On the occasion of the commemoration on June 25, World Vitiligo Day (a disease that causes depigmentation in patches of the skin), people with vitiligo, some personalities including the Director General of the WHO, gave voice by way of awareness and testimony to provide advice, arouse hope and help patients and the community to know and understand how to live with vitiligo.
In the DRC, Dr Freddy Banza Mutoka, administrator within the Franco-Congolese Association of Vitiligo, also affected by the disease, first explained this disease: “Vitiligo is an autoimmune disease which leads to the depigmentation of the skin, following a disorder of melanin, these are pigments that give the black color to the skin. This disease affects 1% to 2% of the population”.
It then gives a message:
“The message I give is that people with vitiligo must accept themselves in this skin and consider that it is not inevitable. We will have to live with the disease, it is not a curse either”.
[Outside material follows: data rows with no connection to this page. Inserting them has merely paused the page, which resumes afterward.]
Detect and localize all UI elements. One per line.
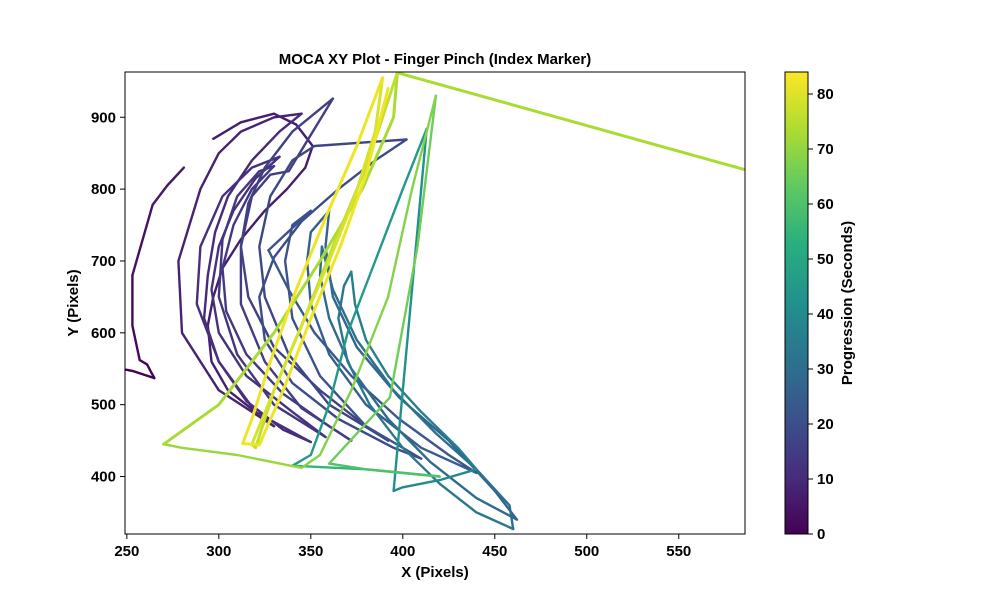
trajectory-segment (151, 166, 186, 207)
trajectory-segment (392, 127, 428, 493)
x-tick-label: 350 (298, 543, 323, 560)
y-tick-label: 700 (91, 253, 116, 270)
trajectory-segment (328, 94, 438, 465)
trajectory-segment (258, 138, 423, 460)
colorbar-tick-label: 20 (817, 416, 834, 433)
y-axis-label: Y (Pixels) (65, 269, 82, 336)
trajectory-segment (202, 112, 312, 444)
trajectory-segment (324, 209, 519, 521)
y-tick-label: 500 (91, 397, 116, 414)
trajectory-segment (206, 112, 314, 428)
x-tick-label: 450 (482, 543, 507, 560)
chart-title: MOCA XY Plot - Finger Pinch (Index Marke… (279, 51, 592, 68)
y-tick-label: 400 (91, 469, 116, 486)
trajectory-segment (258, 138, 408, 442)
trajectory-segment (392, 468, 478, 493)
colorbar-tick-label: 10 (817, 471, 834, 488)
trajectory-segment (291, 127, 428, 467)
trajectory-segment (217, 164, 327, 439)
trajectory-segment (337, 270, 515, 531)
trajectory-segment (195, 155, 312, 444)
y-axis-ticks: 400 500 600 700 800 900 (91, 109, 125, 486)
y-tick-label: 900 (91, 109, 116, 126)
trajectory-segment (239, 97, 353, 442)
colorbar-frame (784, 71, 809, 535)
trajectory-segment (131, 203, 154, 277)
trajectory-segment (267, 249, 478, 475)
colorbar-tick-label: 30 (817, 361, 834, 378)
colorbar (785, 72, 808, 534)
trajectory-segment (250, 76, 385, 446)
trajectory-segment (305, 209, 478, 475)
plot-frame (124, 71, 746, 535)
colorbar-label: Progression (Seconds) (839, 221, 856, 385)
trajectory-segment (162, 443, 303, 470)
trajectory-segment (300, 94, 438, 470)
trajectory-segment (320, 245, 515, 531)
x-tick-label: 550 (666, 543, 691, 560)
colorbar-ticks: 0 10 20 30 40 50 60 70 80 (808, 86, 834, 543)
colorbar-tick-label: 50 (817, 251, 834, 268)
colorbar-tick-label: 40 (817, 306, 834, 323)
colorbar-tick-label: 60 (817, 196, 834, 213)
trajectory-segment (138, 358, 156, 380)
trajectory-segment (177, 112, 303, 428)
trajectory-segment (131, 274, 141, 362)
y-tick-label: 800 (91, 181, 116, 198)
x-tick-label: 500 (574, 543, 599, 560)
y-tick-label: 600 (91, 325, 116, 342)
trajectory-segment (328, 462, 441, 478)
x-tick-label: 250 (114, 543, 139, 560)
trajectory-traces (125, 72, 745, 531)
trajectory-segment (210, 155, 327, 439)
trajectory-segment (350, 270, 478, 471)
trajectory-segment (241, 76, 390, 447)
colorbar-tick-label: 70 (817, 141, 834, 158)
x-tick-label: 400 (390, 543, 415, 560)
x-axis-ticks: 250 300 350 400 450 500 550 (114, 534, 691, 560)
colorbar-tick-label: 0 (817, 526, 825, 543)
trajectory-segment (125, 368, 156, 380)
x-axis-label: X (Pixels) (401, 564, 469, 581)
x-tick-label: 300 (206, 543, 231, 560)
colorbar-tick-label: 80 (817, 86, 834, 103)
Dr. Freddy Banza Mutoka goes on to urge the community not to stigmatize people with vitiligo.
“To society and those around us, we want to say that vitiligo is not contagious and consider the color as normal and look at us differently. We must compliment our own with small positive messages and that is why we are going to organize an awareness campaign for a plea of recognition…”, he urged.
According to him, there is a lot of progress being made for treatment and a drug has just been validated in Europe and it is giving good results.
Every year on June 25, World Vitiligo Day is observed with the aim of increasing health and education efforts against this skin condition and raising awareness of the social stigma and mental issues facing people. affected by vitiligo.